The unpaired electron naturally seeks another and finds a convenient target in the double bond between the carbon atoms in the ethylene molecule. Taking an electron from the carbon bond, the initiator fragment bonds itself to one of the monomer's carbon atoms.
The radical is now happy, but this initiating reaction creates another free radical associated with the ethylene molecule's other carbon atom. The new radical also seeks a partner. And so ethylene monomers begin attaching themselves in a chain, creating new radicals each time and lengthening the chain. This stage is called propagation.Growing chains may also attach themselves to one another. Most commonly, chains join end to end, but sometimes they join end to backbone, making branched polyethylene molecules.
Eventually, free radical polymerization stops due to what are called termination reactions. For example, instead of stealing an electron from double-bonded carbons or a nearby propagating chain, the carbon atom with the free radical sometimes steals an entire hydrogen atom from another chain end. The polymer end--robbed of its hydrogen--easily forms a double bond with its adjacent carbon atom, and polymerization stops.
Because every part of the ethylene monomer is included in the finished polymer, the free radical polymerization of polyethylene is referred to as an addition polymerization; the ethylene molecules are simply added together. Polymerizations that use only portions of a monomer, however, are known as condensation polymerizations. The monomers that condense with each other must contain at least two reactive groups in order to form a chain.
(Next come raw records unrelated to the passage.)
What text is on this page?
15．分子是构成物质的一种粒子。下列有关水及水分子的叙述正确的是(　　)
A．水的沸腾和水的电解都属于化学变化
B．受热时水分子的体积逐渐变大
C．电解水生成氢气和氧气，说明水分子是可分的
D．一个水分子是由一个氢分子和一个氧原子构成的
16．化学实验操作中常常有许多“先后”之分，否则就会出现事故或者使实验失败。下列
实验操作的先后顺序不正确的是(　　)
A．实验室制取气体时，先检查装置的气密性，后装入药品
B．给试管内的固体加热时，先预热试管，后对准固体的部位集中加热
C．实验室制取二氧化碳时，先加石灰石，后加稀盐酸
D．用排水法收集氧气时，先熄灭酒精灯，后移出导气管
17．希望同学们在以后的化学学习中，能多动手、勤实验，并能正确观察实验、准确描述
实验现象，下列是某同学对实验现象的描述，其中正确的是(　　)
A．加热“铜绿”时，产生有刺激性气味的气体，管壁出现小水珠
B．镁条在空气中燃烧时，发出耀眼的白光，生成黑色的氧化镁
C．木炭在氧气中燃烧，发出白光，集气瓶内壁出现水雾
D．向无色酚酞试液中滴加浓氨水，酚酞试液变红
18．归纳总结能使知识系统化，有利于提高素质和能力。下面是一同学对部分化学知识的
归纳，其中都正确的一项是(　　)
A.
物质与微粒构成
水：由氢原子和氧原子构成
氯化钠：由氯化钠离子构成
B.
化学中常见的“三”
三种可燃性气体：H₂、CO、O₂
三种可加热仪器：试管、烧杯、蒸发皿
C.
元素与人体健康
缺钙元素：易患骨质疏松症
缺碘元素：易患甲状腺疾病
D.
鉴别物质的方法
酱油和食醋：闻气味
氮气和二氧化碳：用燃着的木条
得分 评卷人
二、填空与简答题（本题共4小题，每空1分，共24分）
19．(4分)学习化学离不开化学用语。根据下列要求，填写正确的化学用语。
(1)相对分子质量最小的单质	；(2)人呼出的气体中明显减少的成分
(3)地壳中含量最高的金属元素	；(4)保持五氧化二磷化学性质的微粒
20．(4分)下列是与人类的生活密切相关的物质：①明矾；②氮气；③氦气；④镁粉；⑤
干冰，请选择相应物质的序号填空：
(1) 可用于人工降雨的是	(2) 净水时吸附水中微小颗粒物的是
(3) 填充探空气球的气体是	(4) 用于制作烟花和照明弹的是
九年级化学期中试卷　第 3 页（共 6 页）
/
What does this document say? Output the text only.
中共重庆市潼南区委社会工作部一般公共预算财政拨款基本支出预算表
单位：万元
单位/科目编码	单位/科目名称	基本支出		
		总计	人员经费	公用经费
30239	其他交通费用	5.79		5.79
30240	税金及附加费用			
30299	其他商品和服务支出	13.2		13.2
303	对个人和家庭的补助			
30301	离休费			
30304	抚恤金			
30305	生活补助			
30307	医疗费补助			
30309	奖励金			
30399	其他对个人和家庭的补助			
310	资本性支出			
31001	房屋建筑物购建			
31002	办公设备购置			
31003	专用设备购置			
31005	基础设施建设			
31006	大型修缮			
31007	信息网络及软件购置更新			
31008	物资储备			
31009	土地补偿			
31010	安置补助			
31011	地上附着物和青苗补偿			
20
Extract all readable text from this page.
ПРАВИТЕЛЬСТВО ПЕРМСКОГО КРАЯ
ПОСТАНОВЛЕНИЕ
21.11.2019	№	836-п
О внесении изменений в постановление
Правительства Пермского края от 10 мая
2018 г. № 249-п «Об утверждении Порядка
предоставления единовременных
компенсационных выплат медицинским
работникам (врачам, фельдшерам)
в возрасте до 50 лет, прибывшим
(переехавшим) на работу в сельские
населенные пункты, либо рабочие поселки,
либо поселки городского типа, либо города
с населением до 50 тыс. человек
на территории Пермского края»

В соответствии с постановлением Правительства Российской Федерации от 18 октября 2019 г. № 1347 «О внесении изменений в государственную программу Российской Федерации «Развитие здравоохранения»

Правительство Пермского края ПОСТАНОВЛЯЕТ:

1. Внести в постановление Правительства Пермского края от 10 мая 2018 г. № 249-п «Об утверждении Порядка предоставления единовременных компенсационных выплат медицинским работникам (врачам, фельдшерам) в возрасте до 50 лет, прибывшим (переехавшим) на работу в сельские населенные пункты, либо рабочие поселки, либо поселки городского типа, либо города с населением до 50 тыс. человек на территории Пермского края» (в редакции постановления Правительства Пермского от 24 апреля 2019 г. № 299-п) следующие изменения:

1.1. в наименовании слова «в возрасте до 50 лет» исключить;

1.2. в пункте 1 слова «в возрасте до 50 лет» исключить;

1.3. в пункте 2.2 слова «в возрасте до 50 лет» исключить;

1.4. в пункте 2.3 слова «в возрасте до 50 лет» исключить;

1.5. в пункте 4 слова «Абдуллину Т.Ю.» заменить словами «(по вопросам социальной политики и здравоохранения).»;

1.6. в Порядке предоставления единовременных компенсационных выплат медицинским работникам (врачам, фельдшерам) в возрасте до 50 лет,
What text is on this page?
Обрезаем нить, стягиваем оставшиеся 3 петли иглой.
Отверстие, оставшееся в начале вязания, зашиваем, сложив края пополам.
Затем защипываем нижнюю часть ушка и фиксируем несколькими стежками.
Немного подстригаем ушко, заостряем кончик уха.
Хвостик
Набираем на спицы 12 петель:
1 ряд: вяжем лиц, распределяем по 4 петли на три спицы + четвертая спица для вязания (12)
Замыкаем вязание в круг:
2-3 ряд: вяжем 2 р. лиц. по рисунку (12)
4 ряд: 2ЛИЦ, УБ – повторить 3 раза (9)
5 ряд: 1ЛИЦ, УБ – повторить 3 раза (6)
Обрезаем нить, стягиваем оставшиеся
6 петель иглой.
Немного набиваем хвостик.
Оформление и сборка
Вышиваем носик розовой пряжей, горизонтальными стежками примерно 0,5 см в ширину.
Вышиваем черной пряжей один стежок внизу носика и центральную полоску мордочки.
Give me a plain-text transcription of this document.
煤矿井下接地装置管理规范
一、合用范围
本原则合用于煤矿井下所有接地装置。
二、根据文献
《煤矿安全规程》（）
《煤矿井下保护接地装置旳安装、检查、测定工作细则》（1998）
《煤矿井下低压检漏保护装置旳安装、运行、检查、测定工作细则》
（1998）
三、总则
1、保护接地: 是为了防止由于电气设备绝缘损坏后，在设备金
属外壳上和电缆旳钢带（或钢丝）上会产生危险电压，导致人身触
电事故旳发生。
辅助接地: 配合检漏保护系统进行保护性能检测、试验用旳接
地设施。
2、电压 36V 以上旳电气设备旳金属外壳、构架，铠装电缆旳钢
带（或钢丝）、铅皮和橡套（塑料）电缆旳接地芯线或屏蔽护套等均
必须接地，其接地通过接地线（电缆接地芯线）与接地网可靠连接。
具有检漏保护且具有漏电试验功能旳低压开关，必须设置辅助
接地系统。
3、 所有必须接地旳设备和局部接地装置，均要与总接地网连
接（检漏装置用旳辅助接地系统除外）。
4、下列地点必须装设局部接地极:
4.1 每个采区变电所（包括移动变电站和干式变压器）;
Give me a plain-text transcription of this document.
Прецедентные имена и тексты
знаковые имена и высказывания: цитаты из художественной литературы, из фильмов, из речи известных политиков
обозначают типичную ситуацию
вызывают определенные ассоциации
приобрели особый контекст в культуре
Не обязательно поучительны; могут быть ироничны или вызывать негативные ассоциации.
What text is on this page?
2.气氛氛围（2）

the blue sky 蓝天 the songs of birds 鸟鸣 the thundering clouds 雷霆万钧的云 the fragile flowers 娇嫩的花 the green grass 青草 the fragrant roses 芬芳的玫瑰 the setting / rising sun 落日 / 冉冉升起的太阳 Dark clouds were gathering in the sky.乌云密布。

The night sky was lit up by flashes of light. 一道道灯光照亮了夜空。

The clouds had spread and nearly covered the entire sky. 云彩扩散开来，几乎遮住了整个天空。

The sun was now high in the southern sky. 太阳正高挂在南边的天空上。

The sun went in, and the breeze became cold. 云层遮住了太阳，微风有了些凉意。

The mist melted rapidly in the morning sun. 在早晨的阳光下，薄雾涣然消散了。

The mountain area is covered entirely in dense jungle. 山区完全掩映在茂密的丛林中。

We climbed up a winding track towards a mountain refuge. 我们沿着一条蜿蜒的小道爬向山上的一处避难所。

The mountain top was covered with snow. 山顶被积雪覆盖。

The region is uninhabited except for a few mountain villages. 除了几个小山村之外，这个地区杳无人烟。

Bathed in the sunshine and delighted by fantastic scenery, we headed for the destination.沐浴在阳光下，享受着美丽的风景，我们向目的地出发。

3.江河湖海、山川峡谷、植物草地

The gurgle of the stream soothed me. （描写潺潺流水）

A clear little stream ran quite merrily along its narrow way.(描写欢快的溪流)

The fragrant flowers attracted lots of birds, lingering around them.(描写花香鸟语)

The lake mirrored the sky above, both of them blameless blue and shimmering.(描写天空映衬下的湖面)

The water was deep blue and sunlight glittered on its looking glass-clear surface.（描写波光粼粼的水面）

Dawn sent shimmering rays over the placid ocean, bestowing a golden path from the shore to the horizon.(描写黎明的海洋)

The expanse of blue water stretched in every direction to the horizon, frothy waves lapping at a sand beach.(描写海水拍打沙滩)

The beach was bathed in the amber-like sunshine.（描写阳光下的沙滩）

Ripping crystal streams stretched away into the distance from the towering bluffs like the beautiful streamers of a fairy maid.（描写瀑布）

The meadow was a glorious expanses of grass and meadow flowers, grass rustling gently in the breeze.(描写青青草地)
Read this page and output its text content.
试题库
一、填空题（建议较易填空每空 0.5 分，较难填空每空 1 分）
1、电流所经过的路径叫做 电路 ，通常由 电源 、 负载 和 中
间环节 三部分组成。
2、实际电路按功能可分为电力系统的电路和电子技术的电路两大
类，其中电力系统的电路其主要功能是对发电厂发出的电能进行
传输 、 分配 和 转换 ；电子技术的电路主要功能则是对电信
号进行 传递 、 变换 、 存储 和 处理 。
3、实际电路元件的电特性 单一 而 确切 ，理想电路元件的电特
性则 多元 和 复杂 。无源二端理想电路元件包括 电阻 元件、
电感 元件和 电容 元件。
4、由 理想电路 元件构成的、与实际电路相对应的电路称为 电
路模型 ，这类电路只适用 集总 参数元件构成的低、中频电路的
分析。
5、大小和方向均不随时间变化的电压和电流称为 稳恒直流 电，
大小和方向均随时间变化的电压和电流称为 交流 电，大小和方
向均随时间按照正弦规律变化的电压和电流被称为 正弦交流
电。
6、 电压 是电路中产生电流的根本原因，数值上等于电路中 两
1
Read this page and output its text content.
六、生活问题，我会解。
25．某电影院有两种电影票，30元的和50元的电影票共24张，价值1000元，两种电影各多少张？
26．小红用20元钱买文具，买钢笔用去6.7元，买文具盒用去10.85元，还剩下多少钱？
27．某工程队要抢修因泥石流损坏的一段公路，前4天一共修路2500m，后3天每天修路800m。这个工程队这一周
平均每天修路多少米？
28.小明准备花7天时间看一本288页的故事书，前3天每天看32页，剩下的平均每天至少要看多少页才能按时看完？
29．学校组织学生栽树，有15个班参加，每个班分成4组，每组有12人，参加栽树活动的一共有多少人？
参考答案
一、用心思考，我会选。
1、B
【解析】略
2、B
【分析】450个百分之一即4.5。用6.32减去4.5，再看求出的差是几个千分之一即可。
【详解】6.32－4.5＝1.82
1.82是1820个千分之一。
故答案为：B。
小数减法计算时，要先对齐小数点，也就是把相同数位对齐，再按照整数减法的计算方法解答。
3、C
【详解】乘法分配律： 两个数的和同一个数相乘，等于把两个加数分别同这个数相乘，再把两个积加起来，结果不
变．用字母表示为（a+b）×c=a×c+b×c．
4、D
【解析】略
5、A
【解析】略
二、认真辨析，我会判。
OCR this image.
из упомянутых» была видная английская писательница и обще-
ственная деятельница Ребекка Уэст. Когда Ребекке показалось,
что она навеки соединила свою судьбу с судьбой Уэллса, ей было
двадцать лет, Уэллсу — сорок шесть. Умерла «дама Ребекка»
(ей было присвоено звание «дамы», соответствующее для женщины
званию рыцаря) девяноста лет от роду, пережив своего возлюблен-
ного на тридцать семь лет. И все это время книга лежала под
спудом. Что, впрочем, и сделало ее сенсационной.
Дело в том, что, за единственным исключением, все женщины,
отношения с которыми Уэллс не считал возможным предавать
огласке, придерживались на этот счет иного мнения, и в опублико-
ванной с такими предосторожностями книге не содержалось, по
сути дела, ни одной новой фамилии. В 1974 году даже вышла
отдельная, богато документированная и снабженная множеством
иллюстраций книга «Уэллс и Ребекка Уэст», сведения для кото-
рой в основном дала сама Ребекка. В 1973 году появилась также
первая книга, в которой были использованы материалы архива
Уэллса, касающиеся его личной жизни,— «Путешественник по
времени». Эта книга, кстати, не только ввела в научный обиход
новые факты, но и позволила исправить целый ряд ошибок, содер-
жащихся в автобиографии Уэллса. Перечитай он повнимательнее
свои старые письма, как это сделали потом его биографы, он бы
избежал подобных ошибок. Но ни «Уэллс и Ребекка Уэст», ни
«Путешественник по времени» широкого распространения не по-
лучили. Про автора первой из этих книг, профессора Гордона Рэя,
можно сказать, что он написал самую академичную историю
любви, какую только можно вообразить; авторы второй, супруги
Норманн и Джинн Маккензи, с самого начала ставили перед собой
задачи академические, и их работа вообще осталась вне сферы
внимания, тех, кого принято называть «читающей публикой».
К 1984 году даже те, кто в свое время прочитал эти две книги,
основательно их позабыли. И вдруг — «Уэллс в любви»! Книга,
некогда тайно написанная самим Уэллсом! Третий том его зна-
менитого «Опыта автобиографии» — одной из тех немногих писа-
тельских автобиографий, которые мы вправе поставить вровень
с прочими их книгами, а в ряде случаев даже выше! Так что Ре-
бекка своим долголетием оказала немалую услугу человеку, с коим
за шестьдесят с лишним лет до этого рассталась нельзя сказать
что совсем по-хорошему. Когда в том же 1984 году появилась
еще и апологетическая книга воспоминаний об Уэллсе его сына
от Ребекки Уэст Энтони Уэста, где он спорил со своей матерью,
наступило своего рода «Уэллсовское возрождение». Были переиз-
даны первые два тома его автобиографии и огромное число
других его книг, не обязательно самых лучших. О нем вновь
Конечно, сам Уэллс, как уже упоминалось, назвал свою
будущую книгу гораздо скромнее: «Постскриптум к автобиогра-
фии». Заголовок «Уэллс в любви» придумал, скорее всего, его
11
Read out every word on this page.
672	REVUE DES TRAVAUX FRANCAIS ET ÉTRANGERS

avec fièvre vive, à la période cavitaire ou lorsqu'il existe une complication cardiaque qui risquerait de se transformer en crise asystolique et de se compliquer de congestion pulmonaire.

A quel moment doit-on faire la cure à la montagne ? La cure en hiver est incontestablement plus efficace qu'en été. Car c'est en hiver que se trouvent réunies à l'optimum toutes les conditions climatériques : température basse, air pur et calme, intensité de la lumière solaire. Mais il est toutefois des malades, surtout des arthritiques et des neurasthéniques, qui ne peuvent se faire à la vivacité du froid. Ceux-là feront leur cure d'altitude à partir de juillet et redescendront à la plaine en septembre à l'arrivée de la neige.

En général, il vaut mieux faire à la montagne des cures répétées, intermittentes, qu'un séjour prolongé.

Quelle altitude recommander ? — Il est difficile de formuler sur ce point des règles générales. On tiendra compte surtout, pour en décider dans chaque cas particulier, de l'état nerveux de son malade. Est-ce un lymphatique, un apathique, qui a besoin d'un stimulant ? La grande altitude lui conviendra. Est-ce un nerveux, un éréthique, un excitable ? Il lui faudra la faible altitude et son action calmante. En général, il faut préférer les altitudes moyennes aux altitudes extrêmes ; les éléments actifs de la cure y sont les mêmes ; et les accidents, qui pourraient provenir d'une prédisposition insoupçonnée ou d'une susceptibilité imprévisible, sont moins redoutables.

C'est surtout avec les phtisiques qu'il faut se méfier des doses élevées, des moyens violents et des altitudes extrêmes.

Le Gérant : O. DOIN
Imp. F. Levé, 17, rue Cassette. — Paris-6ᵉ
Condensation reactions result in "condensed" polymers that have less total mass than the monomers used to create them and the by-products, or "condensates," combined.
For example, poly(ethyleneterepthalate), a polyester known as PET that is commonly found in soda bottles, forms from a reaction of two monomers: ethylene glycol and terephthoyl chloride. At the reaction's end, an atom of hydrogen and an atom of chlorine are left out of each PET molecular junction, resulting in a by-product of hydrogen chloride (HCl) gas.